Стоять так не очень удобно.
Меняет позу: опирается кулаками о столик, вздергивает плечи, — застывает так, набычившись (в меру возможностей).
Звонок.
Видно, как она крупно, всей спиной, вздрагивает.
Женщина с телефоном (со скоростью звука). Пишипятьвосемьчетыретридцатьдевятьсорокдва!.. (Энергично кладет трубку.)
Отражение в пыльном зеркале: чуть облокотившись о стену, женщина машинально отбивает по ней ритм, — всеми пальцами своей маленькой кисти. В тишине коридора звуки негромки, но четки. Тра… тра… тра-та-та-та… Тра… тра… тра-та-та-та… Марш? Может быть. Зеркало… Его сумрачное дупло… Оно как-то особенно подчеркивает беличьи очертания ее тела…
Звонок.
Женщина с телефоном (та же скорость). Тридцатьдевятьсорокдвазаписал? (Продолжает держать трубку.)
Пауза.
Затем голос женщины становится робким, одновременно по-детски утончаясь.
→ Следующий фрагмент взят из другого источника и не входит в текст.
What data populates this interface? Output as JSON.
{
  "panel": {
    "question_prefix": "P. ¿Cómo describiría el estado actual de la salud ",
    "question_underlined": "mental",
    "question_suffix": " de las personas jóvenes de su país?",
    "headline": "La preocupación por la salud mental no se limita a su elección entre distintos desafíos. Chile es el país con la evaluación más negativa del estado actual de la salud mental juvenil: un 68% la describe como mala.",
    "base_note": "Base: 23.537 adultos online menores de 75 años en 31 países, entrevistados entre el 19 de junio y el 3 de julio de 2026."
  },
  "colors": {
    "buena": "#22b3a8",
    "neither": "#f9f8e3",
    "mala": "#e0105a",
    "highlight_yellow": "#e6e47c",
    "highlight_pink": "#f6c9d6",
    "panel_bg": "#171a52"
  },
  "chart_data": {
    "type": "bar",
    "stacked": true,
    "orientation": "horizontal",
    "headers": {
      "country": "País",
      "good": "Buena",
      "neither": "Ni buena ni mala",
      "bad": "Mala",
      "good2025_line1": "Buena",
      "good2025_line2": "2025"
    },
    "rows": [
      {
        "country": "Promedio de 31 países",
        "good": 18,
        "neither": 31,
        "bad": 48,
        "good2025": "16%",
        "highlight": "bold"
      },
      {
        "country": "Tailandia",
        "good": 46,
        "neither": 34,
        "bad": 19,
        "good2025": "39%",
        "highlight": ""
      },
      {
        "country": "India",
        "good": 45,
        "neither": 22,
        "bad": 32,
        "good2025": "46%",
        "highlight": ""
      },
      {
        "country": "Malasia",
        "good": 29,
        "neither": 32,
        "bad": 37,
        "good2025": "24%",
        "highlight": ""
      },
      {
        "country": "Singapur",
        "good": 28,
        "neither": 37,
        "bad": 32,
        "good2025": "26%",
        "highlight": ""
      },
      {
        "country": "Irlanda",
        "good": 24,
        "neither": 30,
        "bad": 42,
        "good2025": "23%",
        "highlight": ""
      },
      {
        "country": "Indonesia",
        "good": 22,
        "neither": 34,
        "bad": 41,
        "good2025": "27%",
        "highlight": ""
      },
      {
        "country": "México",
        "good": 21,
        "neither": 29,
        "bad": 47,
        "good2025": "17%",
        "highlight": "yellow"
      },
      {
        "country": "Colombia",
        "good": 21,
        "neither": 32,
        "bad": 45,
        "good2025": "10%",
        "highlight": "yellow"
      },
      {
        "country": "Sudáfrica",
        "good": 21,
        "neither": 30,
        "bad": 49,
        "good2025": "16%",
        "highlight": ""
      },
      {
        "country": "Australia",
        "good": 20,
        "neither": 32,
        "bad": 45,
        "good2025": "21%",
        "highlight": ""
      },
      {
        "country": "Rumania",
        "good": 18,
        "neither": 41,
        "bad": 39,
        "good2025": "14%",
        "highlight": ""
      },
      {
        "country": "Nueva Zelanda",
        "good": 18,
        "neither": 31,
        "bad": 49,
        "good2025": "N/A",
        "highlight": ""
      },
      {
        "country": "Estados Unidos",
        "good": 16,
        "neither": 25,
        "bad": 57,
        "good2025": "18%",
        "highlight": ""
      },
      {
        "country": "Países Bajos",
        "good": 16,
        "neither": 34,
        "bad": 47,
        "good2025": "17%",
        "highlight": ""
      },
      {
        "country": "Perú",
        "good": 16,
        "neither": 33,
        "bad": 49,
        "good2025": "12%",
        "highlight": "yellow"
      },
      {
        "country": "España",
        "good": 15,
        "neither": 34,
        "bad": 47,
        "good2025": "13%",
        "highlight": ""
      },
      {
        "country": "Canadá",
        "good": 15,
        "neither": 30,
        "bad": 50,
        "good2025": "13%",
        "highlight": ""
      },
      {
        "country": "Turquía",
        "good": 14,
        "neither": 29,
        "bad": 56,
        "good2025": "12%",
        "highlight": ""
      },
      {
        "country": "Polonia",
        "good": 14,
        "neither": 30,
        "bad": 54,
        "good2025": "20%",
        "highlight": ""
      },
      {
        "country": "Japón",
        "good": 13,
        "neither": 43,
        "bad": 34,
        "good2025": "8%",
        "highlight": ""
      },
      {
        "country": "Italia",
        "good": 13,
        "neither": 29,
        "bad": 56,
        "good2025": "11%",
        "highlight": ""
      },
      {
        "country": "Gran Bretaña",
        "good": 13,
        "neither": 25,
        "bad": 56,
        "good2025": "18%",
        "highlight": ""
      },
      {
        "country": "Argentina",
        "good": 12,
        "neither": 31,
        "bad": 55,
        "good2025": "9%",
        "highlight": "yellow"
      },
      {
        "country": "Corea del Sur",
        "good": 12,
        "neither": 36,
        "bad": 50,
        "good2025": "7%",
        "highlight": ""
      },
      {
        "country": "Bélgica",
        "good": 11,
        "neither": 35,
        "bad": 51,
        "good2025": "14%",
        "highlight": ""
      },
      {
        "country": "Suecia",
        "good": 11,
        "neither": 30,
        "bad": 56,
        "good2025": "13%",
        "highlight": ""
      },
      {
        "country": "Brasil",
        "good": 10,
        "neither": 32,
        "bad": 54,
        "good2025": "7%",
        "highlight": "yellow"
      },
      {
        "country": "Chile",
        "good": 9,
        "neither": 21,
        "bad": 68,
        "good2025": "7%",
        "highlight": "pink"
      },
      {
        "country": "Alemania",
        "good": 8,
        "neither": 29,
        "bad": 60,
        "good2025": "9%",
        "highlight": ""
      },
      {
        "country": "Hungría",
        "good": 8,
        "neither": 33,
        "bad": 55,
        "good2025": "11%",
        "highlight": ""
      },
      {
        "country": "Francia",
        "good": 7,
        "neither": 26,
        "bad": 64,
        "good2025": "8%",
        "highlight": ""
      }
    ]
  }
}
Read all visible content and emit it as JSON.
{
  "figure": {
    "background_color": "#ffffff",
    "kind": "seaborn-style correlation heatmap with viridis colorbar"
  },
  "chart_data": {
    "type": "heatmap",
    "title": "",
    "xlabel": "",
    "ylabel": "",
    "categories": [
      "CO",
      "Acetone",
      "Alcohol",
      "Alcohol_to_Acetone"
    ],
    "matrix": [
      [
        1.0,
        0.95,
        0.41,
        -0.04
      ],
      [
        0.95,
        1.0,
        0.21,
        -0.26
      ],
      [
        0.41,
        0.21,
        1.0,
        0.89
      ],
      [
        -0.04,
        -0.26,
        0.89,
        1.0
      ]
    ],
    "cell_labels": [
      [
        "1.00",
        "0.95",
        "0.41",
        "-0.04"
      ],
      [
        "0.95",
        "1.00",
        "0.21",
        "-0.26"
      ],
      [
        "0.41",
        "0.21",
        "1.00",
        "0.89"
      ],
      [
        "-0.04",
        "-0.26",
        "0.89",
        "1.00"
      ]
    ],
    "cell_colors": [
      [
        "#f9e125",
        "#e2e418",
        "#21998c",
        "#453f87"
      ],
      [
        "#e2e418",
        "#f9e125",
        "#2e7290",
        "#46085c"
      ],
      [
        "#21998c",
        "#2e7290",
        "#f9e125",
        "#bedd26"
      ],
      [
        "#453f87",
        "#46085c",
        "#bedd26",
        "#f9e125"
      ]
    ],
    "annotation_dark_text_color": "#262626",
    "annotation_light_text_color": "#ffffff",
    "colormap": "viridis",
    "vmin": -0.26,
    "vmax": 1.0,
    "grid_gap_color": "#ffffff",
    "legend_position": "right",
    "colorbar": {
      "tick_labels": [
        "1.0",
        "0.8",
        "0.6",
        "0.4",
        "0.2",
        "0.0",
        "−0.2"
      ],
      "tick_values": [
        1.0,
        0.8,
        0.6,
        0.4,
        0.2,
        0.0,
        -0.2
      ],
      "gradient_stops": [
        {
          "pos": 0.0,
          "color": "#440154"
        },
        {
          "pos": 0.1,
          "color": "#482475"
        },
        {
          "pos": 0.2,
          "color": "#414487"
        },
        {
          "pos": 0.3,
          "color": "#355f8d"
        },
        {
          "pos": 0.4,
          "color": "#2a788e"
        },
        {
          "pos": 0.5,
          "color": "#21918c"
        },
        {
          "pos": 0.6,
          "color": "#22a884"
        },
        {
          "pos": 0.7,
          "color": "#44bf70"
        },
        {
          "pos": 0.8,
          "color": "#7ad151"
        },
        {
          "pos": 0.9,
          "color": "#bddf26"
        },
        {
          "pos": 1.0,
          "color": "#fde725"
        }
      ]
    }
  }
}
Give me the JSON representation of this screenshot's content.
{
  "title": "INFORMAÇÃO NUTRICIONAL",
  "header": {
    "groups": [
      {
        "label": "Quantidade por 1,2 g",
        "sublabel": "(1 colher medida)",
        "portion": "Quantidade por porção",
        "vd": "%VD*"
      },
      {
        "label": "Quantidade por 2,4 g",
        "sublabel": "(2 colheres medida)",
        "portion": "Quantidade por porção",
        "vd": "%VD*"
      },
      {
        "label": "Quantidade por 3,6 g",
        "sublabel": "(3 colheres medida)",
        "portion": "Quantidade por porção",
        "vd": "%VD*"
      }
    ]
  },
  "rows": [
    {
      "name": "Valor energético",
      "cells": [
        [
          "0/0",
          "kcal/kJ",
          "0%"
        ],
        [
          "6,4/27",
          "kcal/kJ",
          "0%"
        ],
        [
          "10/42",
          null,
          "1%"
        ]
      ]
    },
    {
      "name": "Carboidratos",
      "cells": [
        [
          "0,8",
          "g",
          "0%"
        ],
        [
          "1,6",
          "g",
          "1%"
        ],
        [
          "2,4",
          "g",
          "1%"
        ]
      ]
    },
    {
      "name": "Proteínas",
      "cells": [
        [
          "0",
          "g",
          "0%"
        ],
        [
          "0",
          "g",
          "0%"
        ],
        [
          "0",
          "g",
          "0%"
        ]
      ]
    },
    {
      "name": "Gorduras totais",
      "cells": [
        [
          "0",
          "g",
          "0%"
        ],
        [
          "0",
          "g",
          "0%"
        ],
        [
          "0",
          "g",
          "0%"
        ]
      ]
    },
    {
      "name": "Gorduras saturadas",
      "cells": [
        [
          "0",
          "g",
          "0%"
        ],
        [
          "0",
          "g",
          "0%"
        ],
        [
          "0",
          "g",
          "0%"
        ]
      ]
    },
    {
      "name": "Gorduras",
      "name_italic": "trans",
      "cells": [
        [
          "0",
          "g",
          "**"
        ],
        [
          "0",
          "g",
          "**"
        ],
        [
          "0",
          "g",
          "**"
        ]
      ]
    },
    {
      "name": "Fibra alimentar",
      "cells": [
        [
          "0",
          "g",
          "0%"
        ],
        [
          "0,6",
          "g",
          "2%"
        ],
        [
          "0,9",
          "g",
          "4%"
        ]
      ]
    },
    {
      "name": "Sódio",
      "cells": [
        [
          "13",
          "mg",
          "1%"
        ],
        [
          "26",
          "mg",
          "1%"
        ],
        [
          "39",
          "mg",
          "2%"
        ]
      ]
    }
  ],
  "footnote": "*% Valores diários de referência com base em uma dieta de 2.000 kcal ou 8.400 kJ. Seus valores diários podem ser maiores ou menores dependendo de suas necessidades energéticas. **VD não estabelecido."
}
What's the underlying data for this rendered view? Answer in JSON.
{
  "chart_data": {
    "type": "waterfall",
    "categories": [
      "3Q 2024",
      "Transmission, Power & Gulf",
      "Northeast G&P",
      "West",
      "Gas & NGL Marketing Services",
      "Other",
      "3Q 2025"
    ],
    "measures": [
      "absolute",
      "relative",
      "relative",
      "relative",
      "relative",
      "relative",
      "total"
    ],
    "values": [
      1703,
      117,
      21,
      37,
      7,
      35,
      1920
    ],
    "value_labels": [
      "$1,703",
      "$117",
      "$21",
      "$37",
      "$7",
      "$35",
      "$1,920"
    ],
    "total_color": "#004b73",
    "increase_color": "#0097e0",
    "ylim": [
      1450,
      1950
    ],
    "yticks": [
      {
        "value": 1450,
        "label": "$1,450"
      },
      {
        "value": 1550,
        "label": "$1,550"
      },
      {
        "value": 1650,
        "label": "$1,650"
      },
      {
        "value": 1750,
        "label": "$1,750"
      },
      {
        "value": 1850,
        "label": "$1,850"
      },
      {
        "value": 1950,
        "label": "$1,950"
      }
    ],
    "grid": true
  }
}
Сорри?.. Сорри?.. Ху из зис?.. (Pause.) Ноу… ноу… Сэнк ю! Сэнк ю вери мач фор зэ джоб, бат ай риали кан’т нау… Сорри… Риали сорри… Бат… Куд ай аск ю уан квесчен? (Small раиsе.) Мэйби ду ю ноу энибоди ин Израэль? Бай коуинседенс?..
Простите?.. Простите?.. Кто это?.. (Пауза.) Нет… нет… Спасибо! Большое спасибо за предложение работы, но я действительно сейчас не могу… Простите… Очень прошу простить… Но… Могу я задать вам один вопрос? (Маленькая пауза.) Может, вы знаете кого-нибудь в Израиле? Просто случайно?..
Устало плюхается на стул, по-бабьи оседает, продолжая между тем напряженно слушать.
Пауза.
Сорри фор эназэ квесчен… Иф ит из нот э сикрет, оф корс… Уот из хиз окьюпэйшен оувэ зэа?
Простите за еще один вопрос… Если это не секрет, конечно… Чем он там занимается?
Жадно (точней, хищно) слушает.
Насинг спешал… Еврисинг из окей. Абсолютли. Джаст… май сан хэз сайнт э контракт уиз зи арми…
Ничего особенного… Все о ’ кей. Абсолютно. Просто… мой сын подписал контракт с армией…
Внимает очередной порции прекраснодушных благоглупостей. Явно через силу. Подавив ярость и отвращение, дрессированно изображает угодливую
застенчивость.
Ай андестэнд. (Pointing out «химселф».) Бат хи сайнт а контракт химселф. Уич минз… (Most likely to herself.) Хи пробабли уонтс химселф…
Я понимаю. (С ударением на «сам».) Но он подписал контракт сам. Что значит… (Главным образом себе.) Он, скорее всего, хочет этого сам…
Пауза; взрыв.
Уот даз ит мин «э биг бой»?! Хи из зи оунли сан… Хи из зи оунли чайлд оф майн… Хи из зи оунли персон зэт ай хэв эраунд зэ уорлд… Coy… Ай дон’т андестэнд… Уот фор эврисинг хэд хэпенд зэт ай дид… уот ай дид…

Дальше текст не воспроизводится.